Unlike “Bracket,” which appeared in a 2022 exhibition at the Louis Vuitton Foundation in Paris, Rockefeller’s Joan Mitchell works haven’t been seen in public since the 1950s.

Sandrine Marty/Hans Lucas/AFP via Getty Images

Rockefeller University in New York City plans to sell two paintings by the abstract expressionist Joan Mitchell to help fund biomedical research, The New York Times reported.

The paintings, “Untitled” and “City Landscape,” are expected to fetch as much as $32 million when Christie’s puts them on the auction block later this month.

Rockefeller University president Richard Lifton told the Times that the institution, which was founded by the eponymous industrialist in 1901 as the Rockefeller Institute for Medical Research, is keen to support more work in artificial intelligence and neurodegeneration, among other things.
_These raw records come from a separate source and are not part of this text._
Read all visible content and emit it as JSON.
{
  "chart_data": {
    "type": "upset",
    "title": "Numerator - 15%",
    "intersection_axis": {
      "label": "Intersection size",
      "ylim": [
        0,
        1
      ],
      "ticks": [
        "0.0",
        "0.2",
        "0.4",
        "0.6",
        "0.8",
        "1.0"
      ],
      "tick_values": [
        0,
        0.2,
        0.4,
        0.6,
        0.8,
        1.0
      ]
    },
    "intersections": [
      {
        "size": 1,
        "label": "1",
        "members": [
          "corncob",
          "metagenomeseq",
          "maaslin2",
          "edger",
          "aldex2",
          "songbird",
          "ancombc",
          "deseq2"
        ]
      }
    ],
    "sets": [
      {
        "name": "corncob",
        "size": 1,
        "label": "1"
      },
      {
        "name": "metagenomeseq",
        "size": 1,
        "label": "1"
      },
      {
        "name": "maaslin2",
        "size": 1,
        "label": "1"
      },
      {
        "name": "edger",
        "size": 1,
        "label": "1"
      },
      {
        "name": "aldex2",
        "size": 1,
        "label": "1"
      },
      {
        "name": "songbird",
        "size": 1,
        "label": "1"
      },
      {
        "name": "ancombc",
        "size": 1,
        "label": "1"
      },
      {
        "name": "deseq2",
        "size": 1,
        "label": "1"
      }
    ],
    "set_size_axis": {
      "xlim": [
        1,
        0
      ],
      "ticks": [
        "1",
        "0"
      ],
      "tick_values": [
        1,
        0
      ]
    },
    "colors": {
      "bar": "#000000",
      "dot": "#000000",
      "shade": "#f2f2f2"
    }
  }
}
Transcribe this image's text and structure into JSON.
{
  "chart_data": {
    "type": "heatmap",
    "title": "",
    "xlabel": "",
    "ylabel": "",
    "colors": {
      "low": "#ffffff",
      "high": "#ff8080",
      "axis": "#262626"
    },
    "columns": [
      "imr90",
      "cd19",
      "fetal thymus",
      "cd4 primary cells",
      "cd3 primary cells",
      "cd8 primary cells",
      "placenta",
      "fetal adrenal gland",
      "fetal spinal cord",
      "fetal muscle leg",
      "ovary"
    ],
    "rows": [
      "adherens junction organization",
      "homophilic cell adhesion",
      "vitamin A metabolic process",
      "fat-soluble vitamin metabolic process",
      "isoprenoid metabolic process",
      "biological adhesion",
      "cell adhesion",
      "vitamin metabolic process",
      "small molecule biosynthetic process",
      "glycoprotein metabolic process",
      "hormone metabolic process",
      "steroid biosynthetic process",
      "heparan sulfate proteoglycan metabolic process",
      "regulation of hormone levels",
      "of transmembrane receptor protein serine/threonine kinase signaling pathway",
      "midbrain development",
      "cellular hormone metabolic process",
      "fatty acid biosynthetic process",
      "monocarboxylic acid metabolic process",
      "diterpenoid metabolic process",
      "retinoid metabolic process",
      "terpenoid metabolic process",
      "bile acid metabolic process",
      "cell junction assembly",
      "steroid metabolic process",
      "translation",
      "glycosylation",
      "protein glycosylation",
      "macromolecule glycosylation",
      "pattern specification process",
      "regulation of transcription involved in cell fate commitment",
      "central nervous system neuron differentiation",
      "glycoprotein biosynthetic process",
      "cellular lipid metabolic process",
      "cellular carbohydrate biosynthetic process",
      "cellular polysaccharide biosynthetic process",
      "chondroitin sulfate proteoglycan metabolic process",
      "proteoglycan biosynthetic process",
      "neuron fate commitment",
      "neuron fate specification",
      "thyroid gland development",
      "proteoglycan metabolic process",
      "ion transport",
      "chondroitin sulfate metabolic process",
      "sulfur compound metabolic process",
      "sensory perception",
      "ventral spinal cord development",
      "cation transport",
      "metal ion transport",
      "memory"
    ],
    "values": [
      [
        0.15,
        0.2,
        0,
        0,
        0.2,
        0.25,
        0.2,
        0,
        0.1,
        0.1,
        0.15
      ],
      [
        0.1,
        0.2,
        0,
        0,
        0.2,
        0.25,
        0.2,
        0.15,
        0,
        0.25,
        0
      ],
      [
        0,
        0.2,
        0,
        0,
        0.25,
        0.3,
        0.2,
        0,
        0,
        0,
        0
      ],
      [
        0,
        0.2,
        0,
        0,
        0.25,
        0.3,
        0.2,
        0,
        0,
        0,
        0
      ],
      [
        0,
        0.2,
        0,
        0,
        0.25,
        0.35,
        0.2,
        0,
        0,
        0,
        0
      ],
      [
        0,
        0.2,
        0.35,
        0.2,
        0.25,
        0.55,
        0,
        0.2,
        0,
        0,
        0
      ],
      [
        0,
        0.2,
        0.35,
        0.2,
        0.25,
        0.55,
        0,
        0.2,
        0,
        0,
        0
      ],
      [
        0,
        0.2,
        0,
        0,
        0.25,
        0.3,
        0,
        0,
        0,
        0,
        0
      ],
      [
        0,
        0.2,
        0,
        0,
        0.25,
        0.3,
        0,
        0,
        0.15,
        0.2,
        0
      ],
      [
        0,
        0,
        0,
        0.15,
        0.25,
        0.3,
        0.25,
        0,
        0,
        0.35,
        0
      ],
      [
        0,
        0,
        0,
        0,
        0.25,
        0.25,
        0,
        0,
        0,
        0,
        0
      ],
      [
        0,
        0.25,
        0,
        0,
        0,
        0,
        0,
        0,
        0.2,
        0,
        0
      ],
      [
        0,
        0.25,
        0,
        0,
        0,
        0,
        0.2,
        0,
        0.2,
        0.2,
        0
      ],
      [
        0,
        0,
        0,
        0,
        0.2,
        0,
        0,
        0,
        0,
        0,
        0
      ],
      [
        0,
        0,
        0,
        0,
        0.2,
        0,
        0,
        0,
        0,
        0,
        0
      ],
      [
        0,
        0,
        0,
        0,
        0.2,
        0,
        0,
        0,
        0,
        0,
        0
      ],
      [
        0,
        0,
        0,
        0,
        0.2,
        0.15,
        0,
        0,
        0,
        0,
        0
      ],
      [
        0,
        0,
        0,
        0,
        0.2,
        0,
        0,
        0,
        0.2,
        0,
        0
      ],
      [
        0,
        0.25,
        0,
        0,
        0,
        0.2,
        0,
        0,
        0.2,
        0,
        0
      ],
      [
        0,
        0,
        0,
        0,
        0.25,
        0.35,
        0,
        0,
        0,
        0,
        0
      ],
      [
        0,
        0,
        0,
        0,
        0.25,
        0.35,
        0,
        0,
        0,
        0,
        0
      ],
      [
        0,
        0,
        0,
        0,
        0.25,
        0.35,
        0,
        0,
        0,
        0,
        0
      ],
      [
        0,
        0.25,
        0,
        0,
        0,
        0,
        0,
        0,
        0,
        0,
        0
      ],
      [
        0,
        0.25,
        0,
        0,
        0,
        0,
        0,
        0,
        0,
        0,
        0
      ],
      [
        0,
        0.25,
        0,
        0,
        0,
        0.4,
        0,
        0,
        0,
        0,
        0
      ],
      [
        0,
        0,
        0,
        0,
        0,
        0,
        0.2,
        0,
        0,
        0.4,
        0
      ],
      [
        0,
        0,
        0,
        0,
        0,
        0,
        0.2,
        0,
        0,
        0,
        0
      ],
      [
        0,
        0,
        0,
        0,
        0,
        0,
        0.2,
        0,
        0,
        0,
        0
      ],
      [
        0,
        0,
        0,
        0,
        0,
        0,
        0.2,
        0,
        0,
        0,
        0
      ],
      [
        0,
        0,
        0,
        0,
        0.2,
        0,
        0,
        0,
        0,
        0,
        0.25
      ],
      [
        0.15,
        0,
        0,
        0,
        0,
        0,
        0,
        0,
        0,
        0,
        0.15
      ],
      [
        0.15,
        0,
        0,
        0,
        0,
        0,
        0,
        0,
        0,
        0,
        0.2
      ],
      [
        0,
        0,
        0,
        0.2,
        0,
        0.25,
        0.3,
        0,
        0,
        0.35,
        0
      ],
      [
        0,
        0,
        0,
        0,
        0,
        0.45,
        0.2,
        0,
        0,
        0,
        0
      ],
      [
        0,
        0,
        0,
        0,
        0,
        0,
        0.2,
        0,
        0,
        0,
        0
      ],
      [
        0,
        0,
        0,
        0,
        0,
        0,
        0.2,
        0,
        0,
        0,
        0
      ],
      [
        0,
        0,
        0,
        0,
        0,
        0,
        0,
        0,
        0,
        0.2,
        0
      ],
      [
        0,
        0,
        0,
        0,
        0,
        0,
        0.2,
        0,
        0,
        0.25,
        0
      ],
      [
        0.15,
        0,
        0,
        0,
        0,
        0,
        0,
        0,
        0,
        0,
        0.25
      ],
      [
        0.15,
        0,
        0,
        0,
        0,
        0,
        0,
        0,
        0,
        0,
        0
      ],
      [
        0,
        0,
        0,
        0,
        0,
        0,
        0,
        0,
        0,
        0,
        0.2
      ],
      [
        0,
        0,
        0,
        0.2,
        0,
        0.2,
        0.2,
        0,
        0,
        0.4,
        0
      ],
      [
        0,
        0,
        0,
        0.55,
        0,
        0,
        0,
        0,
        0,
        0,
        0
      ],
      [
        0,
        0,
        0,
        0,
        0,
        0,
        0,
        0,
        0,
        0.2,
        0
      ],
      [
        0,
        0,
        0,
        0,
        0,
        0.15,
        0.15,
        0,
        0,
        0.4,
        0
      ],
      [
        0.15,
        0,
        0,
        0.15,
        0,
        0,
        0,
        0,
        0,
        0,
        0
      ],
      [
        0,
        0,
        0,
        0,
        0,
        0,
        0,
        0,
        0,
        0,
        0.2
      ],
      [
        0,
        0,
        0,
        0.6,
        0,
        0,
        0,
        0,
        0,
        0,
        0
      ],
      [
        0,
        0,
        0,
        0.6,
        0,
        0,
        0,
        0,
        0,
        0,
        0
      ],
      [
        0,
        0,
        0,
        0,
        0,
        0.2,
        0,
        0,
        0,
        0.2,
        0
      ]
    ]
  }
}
“Science is very expensive,” Lifton said, and becoming more so due to the rising costs of advanced technology. “I’m no connoisseur of art, but it did not escape our attention that Joan Mitchell’s paintings have dramatically increased in value in recent years.”

The paintings, acquired by the institution in the 1950s, have not been seen outside the campus since. For years, one hung in the president’s house and the other in the dining room of a lab building.

“We’re not a museum,” Lifton told the Times. “We recognize it might not be great to be hanging onto works that are this valuable.”

Rockefeller University has an endowment valued at $2.5 billion, according to its most recent tax filings, and recently ended a five-year fundraising campaign that netted $777 million, The New York Times reported.